Menurut Penasihat Darmawanita Persatuan Kementerian Agama (Kemenag) Eny Retno Yaqut, praktik kehidupan moderasi beragama di Indonesia perlu digencarkan sejak dini. Melalui pemahaman keagamaan yang ditanamkan sejak kecil, ia yakin bangsa ini akan kian harmonis karena ketegangan-ketegangan yang bernuansa agama bisa dicegah. Selain itu, Direktur Pendidikan Tinggi Keagamaan Islam (PTKI) Prof. Ahmad Zainul Hamdi juga mengingatkan semua pihak agar menjadikan moderasi beragama bukan hanya sebatas program. Ia meminta, khususnya Kemenag, untuk menjadikan moderasi beragama sebagai religious calling (panggilan keagamaan).

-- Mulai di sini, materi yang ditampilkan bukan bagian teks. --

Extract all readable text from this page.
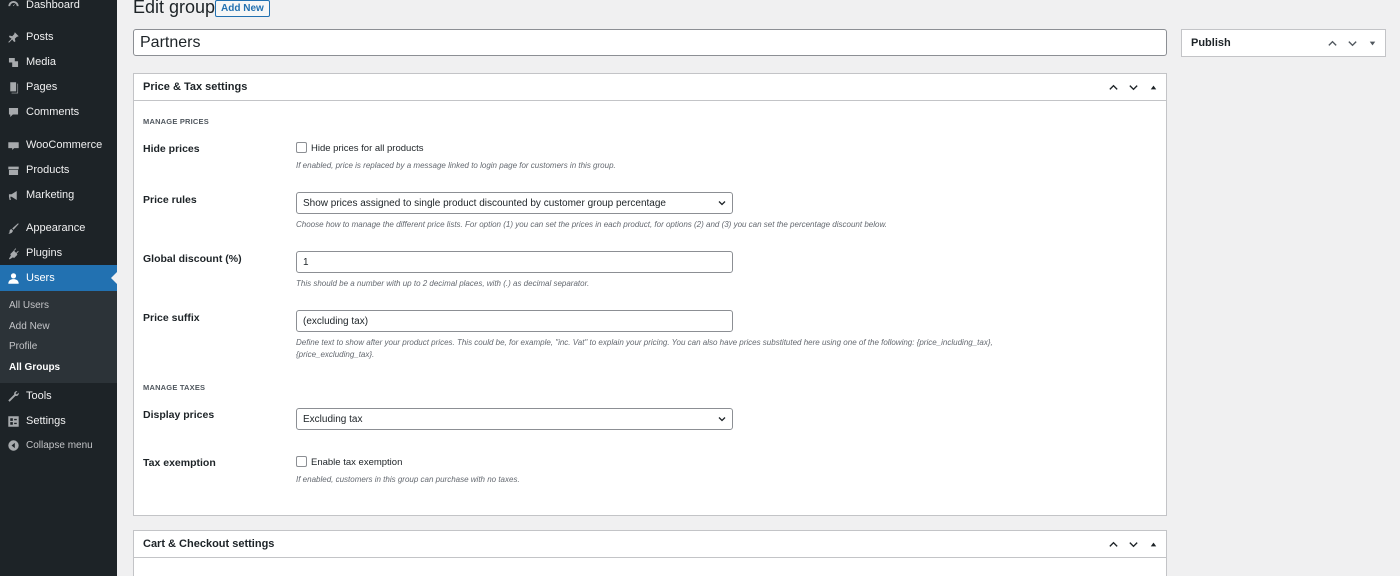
Dashboard
Posts
Media
Pages
Comments
WooCommerce
Products
Marketing
Appearance
Plugins
Users
All Users
Add New
Profile
All Groups
Tools
Settings
Collapse menu
Edit group Add New
Partners	Publish
Price & Tax settings
MANAGE PRICES
Hide prices	Hide prices for all products
If enabled, price is replaced by a message linked to login page for customers in this group.
Price rules	Show prices assigned to single product discounted by customer group percentage
Choose how to manage the different price lists. For option (1) you can set the prices in each product, for options (2) and (3) you can set the percentage discount below.
Global discount (%)	1
This should be a number with up to 2 decimal places, with (.) as decimal separator.
Price suffix	(excluding tax)
Define text to show after your product prices. This could be, for example, "inc. Vat" to explain your pricing. You can also have prices substituted here using one of the following: {price_including_tax},
{price_excluding_tax}.
MANAGE TAXES
Display prices	Excluding tax
Tax exemption	Enable tax exemption
If enabled, customers in this group can purchase with no taxes.
Cart & Checkout settings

MENAKAR TOLERANSI ALA MODERASI

Diantara empat indikator moderasi, salah satu yang kerap dipermasalahkan adalah toleransi. Sikap kritis tidak mendukung salam semua agama maupun doa bersama lintas agama spontan akan dilabeli intoleran dan radikal. Labelisasi ini didasarkan atas nilai-nilai kebebasan berpendapat dan berekspresi ala demokrasi liberal yang diadopsi seluruh dunia. Umat Islam dipaksa mengikuti nilai-nilai tersebut dengan dalih dapat mencegah disharmoni dalam tatanan kehidupan bermasyarakat. Dengan begitu, ajaran Islam yang sempurna harus dikesampingkan demi mendapat tempat sebagai muslim moderat, meskipun harus mengorbankan ketaatan terhadap syariat yang notabene waijb dijalankan. Umat Islam yang tidak bersedia mengikuti jalan moderasi akan diberi stigma radikal, intoleran dan anti keberagaman. Sebenarnya siapakah yang mengawali stigma tersebut?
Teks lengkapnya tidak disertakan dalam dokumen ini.